Enfin, les poids lourds de l’économie africaine comme le Nigéria, mais surtout l’Afrique du Sud, qui concentrent une bonne partie des investissements anglais sur le continent, pourraient connaître une baisse de leurs activités économiques. Pretoria, qui représente le principal partenaire commercial du Royaume-Uni sur le continent pourrait d’ailleurs subir les plus gros contrecoups du Brexit en raison notamment de la cotation de plusieurs entreprises sud-africaines aux bourses de Johannesburg et de Londres, ou encore en raison de la dépendance de plusieurs banques de la nation arc-en-ciel aux réserves de liquidités britanniques.

A terme, les perspectives économiques restent intéressantes pour les pays africains : Le Brexit, malgré toute l’aura néfaste qui semble l’entourer, pourrait bien regorger de perspectives économiques intéressantes pour les économies africaines.

Tout d’abord, sortir de l’UE implique pour le Royaume-Uni, de s’affranchir de sa contribution au budget européen. Ainsi, cette somme importante pourrait être utilisée pour conclure de nouveaux accords, plus directs avec les pays africains.

Aussi, le besoin pour Londres de trouver en Afrique, de nouveaux leviers pour sa croissance économique, pourrait être une réelle opportunité pour plusieurs pays du continent, d’impulser une nouvelle dynamique à leurs activités commerciales.

Les pays africains les plus dynamiques, pouvant se targuer de disposer de partenaires commerciaux solides comme la Chine, l’Allemagne et la France, qui bataillent pour la place de premier partenaire commercial du continent (en raison des énormes possibilités d’investissements qu’ils offrent), devraient se retrouver en position de force à la table des négociations des accords commerciaux post-Brexit entre le Royaume-Uni et l’Afrique. En cas de mise à mal des exportations africaines vers Londres, les économies du continent peuvent toujours se rabattre sur d’autres marchés (européens, asiatiques et de plus en plus africains) afin d’amortir le choc que cela pourrait faire subir à leur économies.

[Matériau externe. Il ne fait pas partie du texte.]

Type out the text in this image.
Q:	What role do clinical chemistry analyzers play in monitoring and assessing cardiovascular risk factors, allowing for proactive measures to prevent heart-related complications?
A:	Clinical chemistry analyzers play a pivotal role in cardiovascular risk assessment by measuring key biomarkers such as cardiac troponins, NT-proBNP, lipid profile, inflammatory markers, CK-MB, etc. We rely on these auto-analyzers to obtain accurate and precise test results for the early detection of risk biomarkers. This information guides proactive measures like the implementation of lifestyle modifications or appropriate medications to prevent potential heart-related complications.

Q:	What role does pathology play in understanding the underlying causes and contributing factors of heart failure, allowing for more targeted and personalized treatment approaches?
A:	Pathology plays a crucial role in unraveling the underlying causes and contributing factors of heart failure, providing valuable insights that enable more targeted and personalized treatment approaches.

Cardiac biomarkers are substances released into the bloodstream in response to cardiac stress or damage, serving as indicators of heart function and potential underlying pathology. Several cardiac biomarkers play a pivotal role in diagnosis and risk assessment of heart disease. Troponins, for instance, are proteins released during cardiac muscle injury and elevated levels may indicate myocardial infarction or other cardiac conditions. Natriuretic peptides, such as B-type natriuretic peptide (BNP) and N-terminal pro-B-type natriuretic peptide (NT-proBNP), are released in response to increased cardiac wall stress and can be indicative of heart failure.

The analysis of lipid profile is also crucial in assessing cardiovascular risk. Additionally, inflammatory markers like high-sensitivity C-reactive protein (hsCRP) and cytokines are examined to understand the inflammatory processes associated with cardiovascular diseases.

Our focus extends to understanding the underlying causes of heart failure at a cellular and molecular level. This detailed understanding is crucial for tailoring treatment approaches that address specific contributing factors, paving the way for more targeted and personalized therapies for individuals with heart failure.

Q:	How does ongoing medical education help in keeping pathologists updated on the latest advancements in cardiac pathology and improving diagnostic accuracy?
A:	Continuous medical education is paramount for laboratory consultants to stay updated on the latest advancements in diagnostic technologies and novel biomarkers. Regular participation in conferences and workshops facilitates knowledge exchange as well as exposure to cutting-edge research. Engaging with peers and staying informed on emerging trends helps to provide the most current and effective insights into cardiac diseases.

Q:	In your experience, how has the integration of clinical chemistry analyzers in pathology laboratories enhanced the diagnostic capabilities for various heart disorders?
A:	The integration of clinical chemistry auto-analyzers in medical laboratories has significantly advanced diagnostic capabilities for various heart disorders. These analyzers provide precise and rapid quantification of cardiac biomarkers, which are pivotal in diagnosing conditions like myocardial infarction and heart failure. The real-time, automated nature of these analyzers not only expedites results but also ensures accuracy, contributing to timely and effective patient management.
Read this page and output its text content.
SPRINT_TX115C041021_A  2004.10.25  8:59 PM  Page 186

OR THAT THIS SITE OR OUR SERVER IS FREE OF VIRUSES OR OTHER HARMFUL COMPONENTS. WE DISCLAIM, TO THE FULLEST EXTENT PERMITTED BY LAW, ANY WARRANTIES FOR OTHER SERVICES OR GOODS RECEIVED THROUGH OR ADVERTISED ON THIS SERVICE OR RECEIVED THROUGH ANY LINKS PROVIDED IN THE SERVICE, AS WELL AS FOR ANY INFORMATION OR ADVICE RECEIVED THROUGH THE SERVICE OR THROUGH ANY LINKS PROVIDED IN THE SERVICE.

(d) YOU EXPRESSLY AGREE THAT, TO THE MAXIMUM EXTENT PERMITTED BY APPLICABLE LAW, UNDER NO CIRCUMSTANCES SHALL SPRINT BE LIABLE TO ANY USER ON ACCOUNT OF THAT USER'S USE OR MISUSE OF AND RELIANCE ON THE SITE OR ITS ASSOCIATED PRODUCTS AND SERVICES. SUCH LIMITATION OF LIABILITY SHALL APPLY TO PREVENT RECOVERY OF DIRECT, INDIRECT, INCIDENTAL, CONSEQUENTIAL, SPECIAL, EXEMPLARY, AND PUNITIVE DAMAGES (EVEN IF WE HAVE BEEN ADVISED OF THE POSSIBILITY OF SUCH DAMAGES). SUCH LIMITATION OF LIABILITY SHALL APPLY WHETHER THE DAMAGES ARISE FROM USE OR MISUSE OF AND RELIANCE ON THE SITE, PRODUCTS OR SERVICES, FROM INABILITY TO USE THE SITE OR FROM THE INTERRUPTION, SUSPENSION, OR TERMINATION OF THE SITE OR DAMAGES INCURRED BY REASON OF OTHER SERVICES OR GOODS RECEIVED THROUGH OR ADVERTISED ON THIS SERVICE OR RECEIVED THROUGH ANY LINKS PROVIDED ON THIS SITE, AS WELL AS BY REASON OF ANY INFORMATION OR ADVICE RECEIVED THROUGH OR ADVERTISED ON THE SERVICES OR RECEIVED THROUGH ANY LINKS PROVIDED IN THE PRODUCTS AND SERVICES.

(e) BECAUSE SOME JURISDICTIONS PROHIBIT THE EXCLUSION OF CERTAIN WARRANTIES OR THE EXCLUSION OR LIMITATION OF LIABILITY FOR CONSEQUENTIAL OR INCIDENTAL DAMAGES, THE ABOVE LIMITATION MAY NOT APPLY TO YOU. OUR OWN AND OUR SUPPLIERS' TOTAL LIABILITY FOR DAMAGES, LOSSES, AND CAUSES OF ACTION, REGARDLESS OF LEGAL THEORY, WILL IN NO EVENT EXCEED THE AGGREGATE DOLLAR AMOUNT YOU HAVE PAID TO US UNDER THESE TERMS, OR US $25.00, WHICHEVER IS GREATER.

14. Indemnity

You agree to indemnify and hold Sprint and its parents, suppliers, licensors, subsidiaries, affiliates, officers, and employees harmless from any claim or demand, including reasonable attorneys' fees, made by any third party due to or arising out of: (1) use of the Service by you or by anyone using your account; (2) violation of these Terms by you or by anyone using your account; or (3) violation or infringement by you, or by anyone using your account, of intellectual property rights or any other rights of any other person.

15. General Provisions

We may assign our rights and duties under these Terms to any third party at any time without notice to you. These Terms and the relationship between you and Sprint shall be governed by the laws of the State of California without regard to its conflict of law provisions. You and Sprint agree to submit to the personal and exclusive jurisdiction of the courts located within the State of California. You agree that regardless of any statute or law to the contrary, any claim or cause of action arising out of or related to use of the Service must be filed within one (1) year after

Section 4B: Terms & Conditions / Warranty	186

De plus, alors que la première ministre britannique a annoncé son intention de faire de son pays le premier investisseur du G7 en Afrique, dans un contexte où la concurrence est rude, les dirigeants africains pourraient se voir offrir l’opportunité de conclure des accords commerciaux beaucoup plus avantageux pour leurs économies.

Aujourd’hui le continent dispose de la plupart des matières premières dont ont besoin les industries européennes et anglaises pour fonctionner. Avec une population jeune, un marché intérieur de plus en plus dynamique et des perspectives de croissance assez optimistes pour les prochaines années, les pays africains ont aujourd’hui plus que jamais l’opportunité d’influencer le jeu des accords commerciaux, afin de générer le plus de profit possible pour leurs économies.